Extracting a Raw TensorRT Engine#

torch_tensorrt.dynamo.convert_exported_program_to_serialized_trt_engine() compiles an ExportedProgram directly to raw TensorRT engine bytes, bypassing the PyTorch wrapper. The output is a bytes object that can be:

  • Saved to a .engine file and loaded by trtexec or any TRT-native runtime.

  • Embedded in a C++ application via nvinfer1::IRuntime::deserializeCudaEngine.

  • Deployed without any Python or PyTorch dependency at inference time.

Use this API when you need a self-contained TRT engine rather than a compiled torch.fx.GraphModule. For normal PyTorch-integrated inference, prefer torch_tensorrt.dynamo.compile().

Note

This API compiles the entire exported program as a single TRT engine. It does not perform graph partitioning — if any operator in the graph is unsupported, the conversion will fail. Use require_full_compilation=True with torch_tensorrt.dynamo.compile() first to verify full coverage.


Basic Usage#

import torch
import torch_tensorrt

model = MyModel().eval().cuda()
inputs = [torch.randn(1, 3, 224, 224).cuda()]

exported = torch.export.export(model, tuple(inputs))

engine_bytes: bytes = torch_tensorrt.dynamo.convert_exported_program_to_serialized_trt_engine(
    exported,
    arg_inputs=inputs,
    enabled_precisions={torch.float16},
)

# Save to disk
with open("model.engine", "wb") as f:
    f.write(engine_bytes)

Dynamic Shapes#

Pass torch_tensorrt.Input objects to specify min/opt/max shape ranges:

from torch_tensorrt import Input

engine_bytes = torch_tensorrt.dynamo.convert_exported_program_to_serialized_trt_engine(
    exported,
    arg_inputs=[
        Input(
            min_shape=(1, 3, 224, 224),
            opt_shape=(4, 3, 224, 224),
            max_shape=(8, 3, 224, 224),
            dtype=torch.float32,
        )
    ],
    enabled_precisions={torch.float16},
)

Loading the Engine#

The returned bytes can be loaded back by any TRT-compatible runtime:

import tensorrt as trt

runtime = trt.Runtime(trt.Logger(trt.Logger.WARNING))
engine = runtime.deserialize_cuda_engine(engine_bytes)

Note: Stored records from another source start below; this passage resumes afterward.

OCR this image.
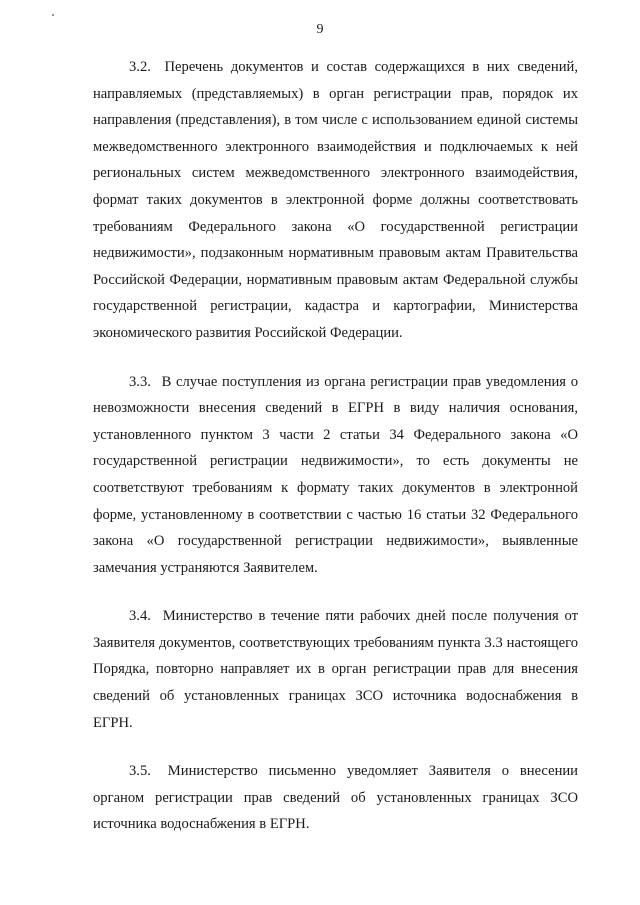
9

3.2. Перечень документов и состав содержащихся в них сведений, направляемых (представляемых) в орган регистрации прав, порядок их направления (представления), в том числе с использованием единой системы межведомственного электронного взаимодействия и подключаемых к ней региональных систем межведомственного электронного взаимодействия, формат таких документов в электронной форме должны соответствовать требованиям Федерального закона «О государственной регистрации недвижимости», подзаконным нормативным правовым актам Правительства Российской Федерации, нормативным правовым актам Федеральной службы государственной регистрации, кадастра и картографии, Министерства экономического развития Российской Федерации.

3.3. В случае поступления из органа регистрации прав уведомления о невозможности внесения сведений в ЕГРН в виду наличия основания, установленного пунктом 3 части 2 статьи 34 Федерального закона «О государственной регистрации недвижимости», то есть документы не соответствуют требованиям к формату таких документов в электронной форме, установленному в соответствии с частью 16 статьи 32 Федерального закона «О государственной регистрации недвижимости», выявленные замечания устраняются Заявителем.

3.4. Министерство в течение пяти рабочих дней после получения от Заявителя документов, соответствующих требованиям пункта 3.3 настоящего Порядка, повторно направляет их в орган регистрации прав для внесения сведений об установленных границах ЗСО источника водоснабжения в ЕГРН.

3.5. Министерство письменно уведомляет Заявителя о внесении органом регистрации прав сведений об установленных границах ЗСО источника водоснабжения в ЕГРН.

Or via Torch-TensorRT’s own deserializer:

from torch_tensorrt.dynamo._refit import get_engine_from_encoded_engine
import base64

# The bytes can be base64-encoded for storage:
encoded = base64.b64encode(engine_bytes).decode()
engine = get_engine_from_encoded_engine(encoded)

Compared to compile()#

compile()

convert_exported_program_to_serialized_trt_engine()

Output

torch.fx.GraphModule (PyTorch-callable)

bytes (raw TRT engine)

Partial TRT coverage

Yes — unsupported ops fall back to PyTorch

No — full TRT required

Serialization

torch_tensorrt.save().ep file

open(..., "wb").write(bytes).engine file

PyTorch at runtime

Required

Not required

Multiple inputs/outputs

Full support

Full support

Graph partitioning

Yes

No (single engine)


Key Parameters#

All CompilationSettings parameters are accepted. The most relevant for this API:

inputs / arg_inputs

Input shape specifications. Accepts torch.Tensor (static shape inferred), torch_tensorrt.Input (explicit static or dynamic ranges), or a mix.

enabled_precisions

Set of torch.dtype values TRT may use. Add torch.float16 or torch.bfloat16 for reduced-precision inference.

immutable_weights

Default True. Set to False to produce a refittable engine whose weights can be updated without recompilation.

optimization_level

Integer 0–5 controlling compile time vs. runtime performance trade-off.

hardware_compatible

True to build an engine deployable on different Ampere+ GPU SKUs.

version_compatible

True to build an engine forward-compatible with newer TRT releases.

Returns bytes — the serialized TRT engine. Save or pass directly to IRuntime::deserializeCudaEngine.